BSBI Distribution Database > message board

My county - not yet found

Please report any problems with the website. Suggestions for changes are also very welcome.

My county - not yet found

by jdsh » Mon Aug 14, 2017 2:20 pm

Hi Tom,

When looking at the not yet refound species lists for tetrads or hectads in My County they often include an aggregate or species even when the species or sub-species has been found. If you want to improve the percent refound statistics this almost forces one to record for example Chenopodium album agg, even though Chenopodium album has been found,. Would it be possible to remove the "parent" from the counting if a "child" has been found? I'll confess that my own record card generating software does list lots of parents even when the child has been recorded, so appreciate this is easier said than done.

Jon Shanklin
Posts: 42
Joined: Sun Nov 25, 2012 11:41 pm
name: Jon Shanklin

Re: My county - not yet found

by admin » Mon Aug 14, 2017 2:51 pm

Hi Jon,

As you noted it's a more difficult problem than it seems superficially. I'm agree with you that the current behaviour (counting aggregates separately) is unhelpful, but I've not yet worked out an efficient way to treat aggregates more correctly.
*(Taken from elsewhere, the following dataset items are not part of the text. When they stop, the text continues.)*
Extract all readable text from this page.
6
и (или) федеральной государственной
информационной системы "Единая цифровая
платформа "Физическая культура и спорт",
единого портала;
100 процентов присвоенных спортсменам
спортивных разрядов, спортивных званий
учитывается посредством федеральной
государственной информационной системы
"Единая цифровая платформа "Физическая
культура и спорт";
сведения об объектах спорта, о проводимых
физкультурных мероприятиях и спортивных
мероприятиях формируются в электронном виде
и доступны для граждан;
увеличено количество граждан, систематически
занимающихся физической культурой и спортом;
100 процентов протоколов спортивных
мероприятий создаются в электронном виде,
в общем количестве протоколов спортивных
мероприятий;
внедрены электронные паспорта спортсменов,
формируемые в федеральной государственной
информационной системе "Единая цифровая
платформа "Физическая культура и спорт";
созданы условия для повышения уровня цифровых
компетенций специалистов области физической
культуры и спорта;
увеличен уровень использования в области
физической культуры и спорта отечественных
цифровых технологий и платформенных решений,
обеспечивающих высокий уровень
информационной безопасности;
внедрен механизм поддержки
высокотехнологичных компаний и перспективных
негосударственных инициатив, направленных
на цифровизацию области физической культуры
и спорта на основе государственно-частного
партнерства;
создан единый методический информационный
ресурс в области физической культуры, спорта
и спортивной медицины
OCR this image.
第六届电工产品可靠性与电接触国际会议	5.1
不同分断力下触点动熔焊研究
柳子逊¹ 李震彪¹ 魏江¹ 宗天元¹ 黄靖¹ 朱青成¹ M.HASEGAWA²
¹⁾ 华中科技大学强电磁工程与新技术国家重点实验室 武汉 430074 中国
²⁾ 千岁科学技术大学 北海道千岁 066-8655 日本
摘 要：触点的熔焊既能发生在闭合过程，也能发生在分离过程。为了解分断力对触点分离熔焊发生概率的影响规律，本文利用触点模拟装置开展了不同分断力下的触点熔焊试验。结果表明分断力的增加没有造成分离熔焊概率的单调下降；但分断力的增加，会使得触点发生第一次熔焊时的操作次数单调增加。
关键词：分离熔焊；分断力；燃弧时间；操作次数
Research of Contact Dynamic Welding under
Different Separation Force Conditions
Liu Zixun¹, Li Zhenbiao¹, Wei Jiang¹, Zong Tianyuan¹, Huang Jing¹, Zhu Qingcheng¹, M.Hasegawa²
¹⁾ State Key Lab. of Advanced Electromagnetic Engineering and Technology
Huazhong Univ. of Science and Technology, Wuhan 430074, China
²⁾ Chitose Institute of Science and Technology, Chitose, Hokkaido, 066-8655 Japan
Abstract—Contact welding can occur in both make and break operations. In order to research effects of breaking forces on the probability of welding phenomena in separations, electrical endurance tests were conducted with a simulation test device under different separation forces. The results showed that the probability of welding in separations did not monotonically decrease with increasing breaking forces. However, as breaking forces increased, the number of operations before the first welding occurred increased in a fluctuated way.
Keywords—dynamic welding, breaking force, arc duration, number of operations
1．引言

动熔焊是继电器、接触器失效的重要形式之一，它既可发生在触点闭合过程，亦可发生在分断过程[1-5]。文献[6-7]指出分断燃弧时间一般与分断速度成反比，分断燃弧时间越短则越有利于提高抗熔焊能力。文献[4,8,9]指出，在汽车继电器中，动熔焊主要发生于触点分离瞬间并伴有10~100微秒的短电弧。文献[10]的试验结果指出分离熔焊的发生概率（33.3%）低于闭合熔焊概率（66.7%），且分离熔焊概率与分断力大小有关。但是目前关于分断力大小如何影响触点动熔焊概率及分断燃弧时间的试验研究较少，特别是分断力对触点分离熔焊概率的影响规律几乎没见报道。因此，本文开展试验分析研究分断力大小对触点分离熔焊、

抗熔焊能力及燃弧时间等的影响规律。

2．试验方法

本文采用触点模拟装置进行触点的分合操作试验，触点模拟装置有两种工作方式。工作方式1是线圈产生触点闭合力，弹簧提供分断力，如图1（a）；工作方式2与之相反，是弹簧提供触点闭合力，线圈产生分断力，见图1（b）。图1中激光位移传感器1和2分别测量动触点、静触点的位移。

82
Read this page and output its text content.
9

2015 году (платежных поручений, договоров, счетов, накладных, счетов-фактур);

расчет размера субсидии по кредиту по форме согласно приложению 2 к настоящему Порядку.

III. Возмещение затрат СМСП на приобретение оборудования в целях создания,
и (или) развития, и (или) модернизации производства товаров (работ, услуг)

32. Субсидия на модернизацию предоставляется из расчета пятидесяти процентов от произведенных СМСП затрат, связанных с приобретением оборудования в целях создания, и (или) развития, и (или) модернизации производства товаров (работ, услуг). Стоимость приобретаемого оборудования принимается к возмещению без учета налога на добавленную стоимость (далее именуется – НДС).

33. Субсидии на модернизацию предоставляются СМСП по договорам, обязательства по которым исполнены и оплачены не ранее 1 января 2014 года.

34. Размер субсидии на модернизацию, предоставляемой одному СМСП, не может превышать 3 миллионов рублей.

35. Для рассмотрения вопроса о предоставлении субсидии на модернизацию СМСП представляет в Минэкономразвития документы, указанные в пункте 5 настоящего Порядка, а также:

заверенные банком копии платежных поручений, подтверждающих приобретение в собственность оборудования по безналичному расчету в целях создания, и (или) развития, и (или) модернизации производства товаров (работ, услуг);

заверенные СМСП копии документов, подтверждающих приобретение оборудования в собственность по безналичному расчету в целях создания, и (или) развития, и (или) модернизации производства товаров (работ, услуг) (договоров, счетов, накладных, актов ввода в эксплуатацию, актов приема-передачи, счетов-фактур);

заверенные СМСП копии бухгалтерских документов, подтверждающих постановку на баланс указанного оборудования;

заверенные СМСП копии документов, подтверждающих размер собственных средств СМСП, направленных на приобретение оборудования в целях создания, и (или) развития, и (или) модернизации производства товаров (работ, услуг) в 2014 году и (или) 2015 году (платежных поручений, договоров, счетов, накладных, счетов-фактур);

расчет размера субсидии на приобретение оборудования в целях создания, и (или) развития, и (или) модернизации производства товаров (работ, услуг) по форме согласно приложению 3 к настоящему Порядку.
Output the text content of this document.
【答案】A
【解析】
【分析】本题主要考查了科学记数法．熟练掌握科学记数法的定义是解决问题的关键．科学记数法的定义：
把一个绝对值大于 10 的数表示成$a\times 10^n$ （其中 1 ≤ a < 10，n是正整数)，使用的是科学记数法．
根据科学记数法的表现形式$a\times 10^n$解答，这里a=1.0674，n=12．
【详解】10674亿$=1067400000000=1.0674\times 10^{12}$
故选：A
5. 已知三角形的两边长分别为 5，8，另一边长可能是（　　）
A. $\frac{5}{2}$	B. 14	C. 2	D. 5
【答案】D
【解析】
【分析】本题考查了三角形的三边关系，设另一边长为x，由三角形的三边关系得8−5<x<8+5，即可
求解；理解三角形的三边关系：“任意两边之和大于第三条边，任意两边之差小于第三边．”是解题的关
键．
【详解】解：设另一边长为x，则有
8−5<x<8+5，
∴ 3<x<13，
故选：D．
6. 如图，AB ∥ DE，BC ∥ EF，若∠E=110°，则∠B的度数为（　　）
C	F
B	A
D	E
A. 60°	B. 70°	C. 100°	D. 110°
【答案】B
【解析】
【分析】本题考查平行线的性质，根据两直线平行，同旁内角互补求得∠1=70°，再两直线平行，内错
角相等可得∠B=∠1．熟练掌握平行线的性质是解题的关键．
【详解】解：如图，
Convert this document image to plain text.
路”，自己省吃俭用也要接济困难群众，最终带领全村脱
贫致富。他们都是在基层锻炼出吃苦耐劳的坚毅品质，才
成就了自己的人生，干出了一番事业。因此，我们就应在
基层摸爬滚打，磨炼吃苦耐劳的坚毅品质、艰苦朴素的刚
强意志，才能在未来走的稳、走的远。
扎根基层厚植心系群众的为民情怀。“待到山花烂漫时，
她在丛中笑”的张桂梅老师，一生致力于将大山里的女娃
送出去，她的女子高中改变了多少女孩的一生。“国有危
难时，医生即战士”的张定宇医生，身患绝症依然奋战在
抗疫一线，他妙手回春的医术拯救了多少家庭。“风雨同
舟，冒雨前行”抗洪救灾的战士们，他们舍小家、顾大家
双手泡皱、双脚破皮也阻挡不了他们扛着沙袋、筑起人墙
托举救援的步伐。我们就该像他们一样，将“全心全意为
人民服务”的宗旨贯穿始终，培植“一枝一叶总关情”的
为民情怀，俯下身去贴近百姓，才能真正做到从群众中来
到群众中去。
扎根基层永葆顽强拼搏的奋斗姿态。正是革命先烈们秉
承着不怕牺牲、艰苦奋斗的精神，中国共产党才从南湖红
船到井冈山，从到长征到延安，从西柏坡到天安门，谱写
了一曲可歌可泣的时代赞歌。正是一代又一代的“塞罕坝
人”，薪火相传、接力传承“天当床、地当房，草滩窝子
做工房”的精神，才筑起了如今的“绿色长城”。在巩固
A related issue is that many recorders would like microspecies to be excluded from the counts. In practice the best solution to that would be to aggregate them to section or genus level.

I think it's likely that to treat higher-level groupings correctly, 'refound'-type queries would need to do a second pass through the data to test that any aggregates are not already represented by a child clade. As it stands this would entail horribly inefficient walking of the taxon tree for all aggregates returned in the first pass.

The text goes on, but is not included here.